Most have levels, and schedules. Kitchen knives want honing, on a moderate basis, but eventually need to be sharpened*. Cars need to have the oil changed, and the radiator topped up, lest you need to get the head decked, or the valves replaced.

Spinning wheels fall somewhere between knives and cars on the maintenance schedule. Schacht, in the manual for my Sidekick tells me to oil it much more frequently than I think it needs it (IIRC, after every two hours of use, which would, even with the most miserly of oilings, would soon have stains on my toes, and treadles.

My Matchless has fewer points which need oil (and they say not to oil the flywheel axle at all), but the collet pins connecting the footmen to the drive shaft want a little, every so often, or they start to squeak. When that starts to happen I also give the arbor which holds the maiden (which is the upright piece of wood holding the gimballed bearing the flyer-orifice passes through) a little wiggle.
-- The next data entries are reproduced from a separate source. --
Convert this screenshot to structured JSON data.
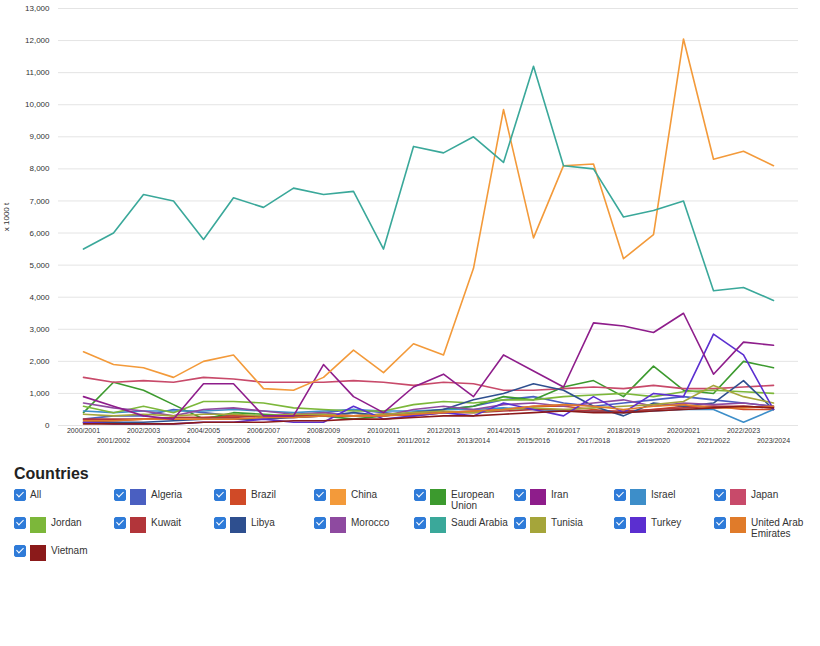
{
  "chart_data": {
    "type": "line",
    "y_label": "x 1000 t",
    "legend_title": "Countries",
    "legend_all": "All",
    "legend": "bottom",
    "grid": true,
    "x": [
      "2000/2001",
      "2001/2002",
      "2002/2003",
      "2003/2004",
      "2004/2005",
      "2005/2006",
      "2006/2007",
      "2007/2008",
      "2008/2009",
      "2009/2010",
      "2010/2011",
      "2011/2012",
      "2012/2013",
      "2013/2014",
      "2014/2015",
      "2015/2016",
      "2016/2017",
      "2017/2018",
      "2018/2019",
      "2019/2020",
      "2020/2021",
      "2021/2022",
      "2022/2023",
      "2023/2024"
    ],
    "ylim": [
      0,
      13000
    ],
    "yticks": [
      0,
      {
        "value": 1000,
        "label": "1,000"
      },
      {
        "value": 2000,
        "label": "2,000"
      },
      {
        "value": 3000,
        "label": "3,000"
      },
      {
        "value": 4000,
        "label": "4,000"
      },
      {
        "value": 5000,
        "label": "5,000"
      },
      {
        "value": 6000,
        "label": "6,000"
      },
      {
        "value": 7000,
        "label": "7,000"
      },
      {
        "value": 8000,
        "label": "8,000"
      },
      {
        "value": 9000,
        "label": "9,000"
      },
      {
        "value": 10000,
        "label": "10,000"
      },
      {
        "value": 11000,
        "label": "11,000"
      },
      {
        "value": 12000,
        "label": "12,000"
      },
      {
        "value": 13000,
        "label": "13,000"
      }
    ],
    "series": [
      {
        "name": "Algeria",
        "color": "#4a5fc1",
        "values": [
          200,
          300,
          300,
          500,
          400,
          300,
          300,
          300,
          400,
          500,
          400,
          300,
          500,
          600,
          800,
          900,
          700,
          600,
          700,
          800,
          900,
          800,
          700,
          600
        ]
      },
      {
        "name": "Brazil",
        "color": "#d04a27",
        "values": [
          100,
          150,
          200,
          250,
          250,
          300,
          300,
          250,
          300,
          300,
          350,
          300,
          400,
          450,
          500,
          600,
          600,
          500,
          400,
          500,
          600,
          600,
          500,
          500
        ]
      },
      {
        "name": "European Union",
        "color": "#3c9a2e",
        "values": [
          400,
          1350,
          1100,
          650,
          200,
          400,
          350,
          300,
          300,
          200,
          300,
          400,
          500,
          600,
          900,
          800,
          1200,
          1400,
          900,
          1850,
          1100,
          1000,
          2000,
          1800
        ]
      },
      {
        "name": "Israel",
        "color": "#3d8ec9",
        "values": [
          450,
          400,
          450,
          450,
          450,
          500,
          450,
          400,
          450,
          500,
          450,
          450,
          500,
          500,
          550,
          500,
          450,
          450,
          400,
          450,
          500,
          500,
          100,
          500
        ]
      },
      {
        "name": "Japan",
        "color": "#c84a6a",
        "values": [
          1500,
          1350,
          1400,
          1350,
          1500,
          1450,
          1350,
          1350,
          1350,
          1400,
          1350,
          1250,
          1350,
          1300,
          1100,
          1100,
          1150,
          1200,
          1150,
          1250,
          1150,
          1150,
          1200,
          1250
        ]
      },
      {
        "name": "Jordan",
        "color": "#7cb73a",
        "values": [
          600,
          400,
          600,
          400,
          750,
          750,
          700,
          550,
          500,
          450,
          450,
          650,
          750,
          700,
          800,
          800,
          900,
          950,
          1000,
          900,
          1050,
          1100,
          1050,
          1000
        ]
      },
      {
        "name": "Kuwait",
        "color": "#b2353a",
        "values": [
          200,
          200,
          200,
          250,
          250,
          250,
          300,
          300,
          300,
          300,
          350,
          350,
          400,
          400,
          450,
          500,
          500,
          450,
          450,
          500,
          550,
          600,
          600,
          550
        ]
      },
      {
        "name": "Libya",
        "color": "#2e4f8f",
        "values": [
          100,
          100,
          100,
          150,
          200,
          200,
          200,
          250,
          300,
          400,
          300,
          400,
          500,
          800,
          1000,
          1300,
          1100,
          600,
          300,
          700,
          600,
          700,
          1400,
          500
        ]
      },
      {
        "name": "Morocco",
        "color": "#8e4aa0",
        "values": [
          700,
          550,
          450,
          300,
          500,
          550,
          450,
          350,
          400,
          300,
          300,
          500,
          600,
          500,
          650,
          700,
          600,
          700,
          800,
          600,
          700,
          650,
          700,
          600
        ]
      },
      {
        "name": "Tunisia",
        "color": "#a5a53a",
        "values": [
          350,
          300,
          350,
          300,
          350,
          350,
          300,
          350,
          350,
          300,
          350,
          400,
          450,
          400,
          500,
          550,
          500,
          550,
          600,
          650,
          750,
          1250,
          900,
          700
        ]
      },
      {
        "name": "Turkey",
        "color": "#5b2fd0",
        "values": [
          100,
          50,
          50,
          50,
          100,
          100,
          200,
          100,
          100,
          600,
          200,
          300,
          400,
          300,
          700,
          500,
          300,
          900,
          400,
          1000,
          900,
          2850,
          2200,
          500
        ]
      },
      {
        "name": "United Arab Emirates",
        "color": "#e07b2a",
        "values": [
          150,
          150,
          200,
          200,
          200,
          200,
          250,
          250,
          300,
          300,
          300,
          350,
          400,
          450,
          500,
          600,
          650,
          600,
          500,
          600,
          650,
          550,
          550,
          600
        ]
      },
      {
        "name": "Vietnam",
        "color": "#8b1a1a",
        "values": [
          50,
          50,
          50,
          50,
          100,
          100,
          100,
          150,
          150,
          200,
          200,
          250,
          300,
          300,
          350,
          400,
          450,
          400,
          400,
          450,
          500,
          550,
          600,
          550
        ]
      },
      {
        "name": "Iran",
        "color": "#8e1d8b",
        "values": [
          900,
          600,
          300,
          200,
          1300,
          1300,
          300,
          300,
          1900,
          900,
          400,
          1200,
          1600,
          900,
          2200,
          1700,
          1200,
          3200,
          3100,
          2900,
          3500,
          1600,
          2600,
          2500
        ]
      },
      {
        "name": "China",
        "color": "#f39a3a",
        "values": [
          2300,
          1900,
          1800,
          1500,
          2000,
          2200,
          1150,
          1100,
          1500,
          2350,
          1650,
          2550,
          2200,
          4900,
          9850,
          5850,
          8100,
          8150,
          5200,
          5950,
          12050,
          8300,
          8550,
          8100
        ]
      },
      {
        "name": "Saudi Arabia",
        "color": "#3aa89a",
        "values": [
          5500,
          6000,
          7200,
          7000,
          5800,
          7100,
          6800,
          7400,
          7200,
          7300,
          5500,
          8700,
          8500,
          9000,
          8200,
          11200,
          8100,
          8000,
          6500,
          6700,
          7000,
          4200,
          4300,
          3900
        ]
      }
    ],
    "legend_order": [
      "Algeria",
      "Brazil",
      "China",
      "European Union",
      "Iran",
      "Israel",
      "Japan",
      "Jordan",
      "Kuwait",
      "Libya",
      "Morocco",
      "Saudi Arabia",
      "Tunisia",
      "Turkey",
      "United Arab Emirates",
      "Vietnam"
    ]
  }
}
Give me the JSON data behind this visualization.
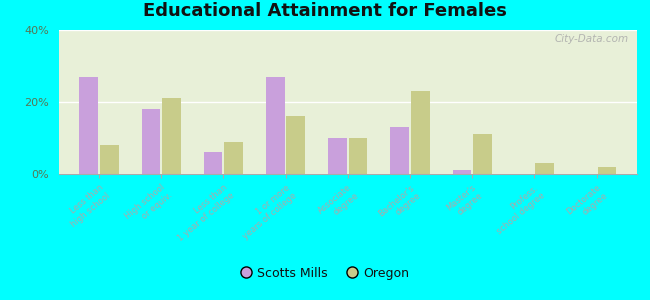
{
  "title": "Educational Attainment for Females",
  "categories": [
    "Less than\nhigh school",
    "High school\nor equiv.",
    "Less than\n1 year of college",
    "1 or more\nyears of college",
    "Associate\ndegree",
    "Bachelor's\ndegree",
    "Master's\ndegree",
    "Profess.\nschool degree",
    "Doctorate\ndegree"
  ],
  "scotts_mills": [
    27,
    18,
    6,
    27,
    10,
    13,
    1,
    0,
    0
  ],
  "oregon": [
    8,
    21,
    9,
    16,
    10,
    23,
    11,
    3,
    2
  ],
  "scotts_mills_color": "#c9a0dc",
  "oregon_color": "#c8cc8a",
  "background_color": "#e8f0d8",
  "outer_background": "#00ffff",
  "ylim": [
    0,
    40
  ],
  "yticks": [
    0,
    20,
    40
  ],
  "ytick_labels": [
    "0%",
    "20%",
    "40%"
  ],
  "watermark": "City-Data.com",
  "legend_scotts": "Scotts Mills",
  "legend_oregon": "Oregon",
  "title_fontsize": 13,
  "bar_width": 0.3
}
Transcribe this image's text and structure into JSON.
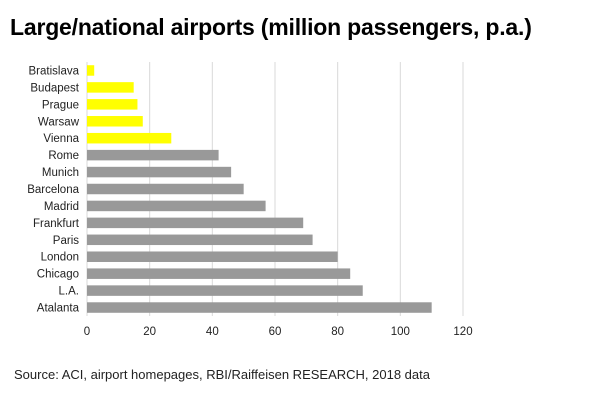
{
  "title": "Large/national airports (million passengers, p.a.)",
  "source": "Source: ACI, airport homepages, RBI/Raiffeisen RESEARCH, 2018 data",
  "chart_data": {
    "type": "bar",
    "orientation": "horizontal",
    "title": "Large/national airports (million passengers, p.a.)",
    "categories": [
      "Bratislava",
      "Budapest",
      "Prague",
      "Warsaw",
      "Vienna",
      "Rome",
      "Munich",
      "Barcelona",
      "Madrid",
      "Frankfurt",
      "Paris",
      "London",
      "Chicago",
      "L.A.",
      "Atalanta"
    ],
    "values": [
      2.3,
      14.9,
      16.1,
      17.8,
      26.9,
      42,
      46,
      50,
      57,
      69,
      72,
      80,
      84,
      88,
      110
    ],
    "bar_colors": [
      "#ffff00",
      "#ffff00",
      "#ffff00",
      "#ffff00",
      "#ffff00",
      "#999999",
      "#999999",
      "#999999",
      "#999999",
      "#999999",
      "#999999",
      "#999999",
      "#999999",
      "#999999",
      "#999999"
    ],
    "xlim": [
      0,
      120
    ],
    "xticks": [
      0,
      20,
      40,
      60,
      80,
      100,
      120
    ],
    "grid": "vertical",
    "grid_color": "#d9d9d9",
    "xlabel": "",
    "ylabel": ""
  }
}
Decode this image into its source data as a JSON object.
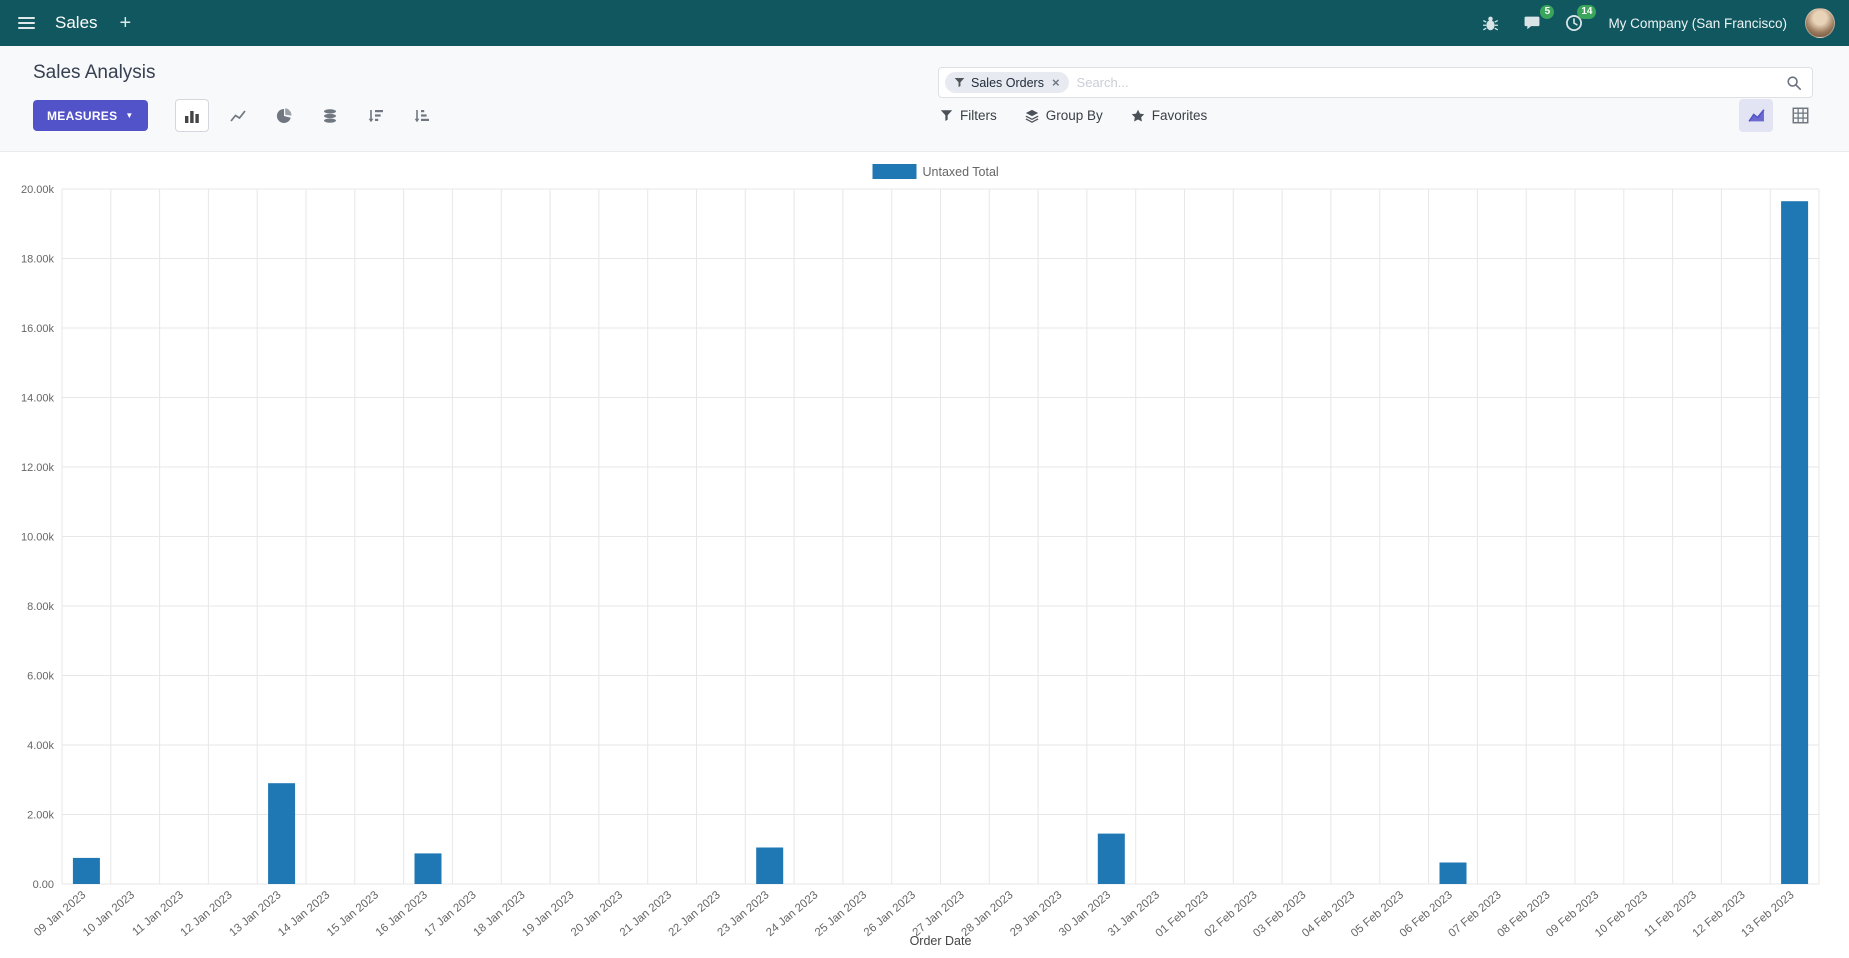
{
  "colors": {
    "navbar_bg": "#10575f",
    "accent": "#5353c9",
    "bar": "#1f77b4",
    "badge_green": "#3ba55c"
  },
  "icons": {
    "plus": "+",
    "caret": "▼",
    "close": "×"
  },
  "navbar": {
    "app_label": "Sales",
    "messages_badge": "5",
    "activities_badge": "14",
    "company": "My Company (San Francisco)"
  },
  "control_panel": {
    "title": "Sales Analysis",
    "measures_label": "MEASURES",
    "search": {
      "facet": "Sales Orders",
      "placeholder": "Search..."
    },
    "filters_label": "Filters",
    "group_by_label": "Group By",
    "favorites_label": "Favorites"
  },
  "chart_data": {
    "type": "bar",
    "title": "",
    "xlabel": "Order Date",
    "ylabel": "",
    "ylim": [
      0,
      20000
    ],
    "ytick_step": 2000,
    "ytick_labels": [
      "0.00",
      "2.00k",
      "4.00k",
      "6.00k",
      "8.00k",
      "10.00k",
      "12.00k",
      "14.00k",
      "16.00k",
      "18.00k",
      "20.00k"
    ],
    "grid": true,
    "legend_position": "top",
    "categories": [
      "09 Jan 2023",
      "10 Jan 2023",
      "11 Jan 2023",
      "12 Jan 2023",
      "13 Jan 2023",
      "14 Jan 2023",
      "15 Jan 2023",
      "16 Jan 2023",
      "17 Jan 2023",
      "18 Jan 2023",
      "19 Jan 2023",
      "20 Jan 2023",
      "21 Jan 2023",
      "22 Jan 2023",
      "23 Jan 2023",
      "24 Jan 2023",
      "25 Jan 2023",
      "26 Jan 2023",
      "27 Jan 2023",
      "28 Jan 2023",
      "29 Jan 2023",
      "30 Jan 2023",
      "31 Jan 2023",
      "01 Feb 2023",
      "02 Feb 2023",
      "03 Feb 2023",
      "04 Feb 2023",
      "05 Feb 2023",
      "06 Feb 2023",
      "07 Feb 2023",
      "08 Feb 2023",
      "09 Feb 2023",
      "10 Feb 2023",
      "11 Feb 2023",
      "12 Feb 2023",
      "13 Feb 2023"
    ],
    "series": [
      {
        "name": "Untaxed Total",
        "color": "#1f77b4",
        "values": [
          750,
          0,
          0,
          0,
          2900,
          0,
          0,
          880,
          0,
          0,
          0,
          0,
          0,
          0,
          1050,
          0,
          0,
          0,
          0,
          0,
          0,
          1450,
          0,
          0,
          0,
          0,
          0,
          0,
          620,
          0,
          0,
          0,
          0,
          0,
          0,
          19650
        ]
      }
    ]
  }
}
Why? Because the wobble of the treadles, and the transmission of linear reciprocation from the crankshaft, works the rest of the frame, and the bolts locking it all together start to get a little loose. It’s not sudden, and if I didn’t wiggle the frame I might not notice; until, as with a car for which one hasn’t maintained the fluids, a sudden lurch would come as the tension required to hold all together failed and something actualy breaks.

*the steel which comes with most knife blocks doesn’t sharpen, it hones. If you examine the edge of a knife under a microscope, it’s a *very* fine toothed saw. As the knife gets used the teeth deform. Given the scale it doesn’t take much deflection to increase the surface area by a a huge amount. The steel polishes the teeth smooth again, and the knife feels sharper. It’s not. It’s just a lot closer to the edge which was put on the last time it got sharpened.

Eventually the damage to the teeth gets to the point the steel doesn’t seem to help; that’s when you need to put a new edge on it. I recommend doing it some time before that.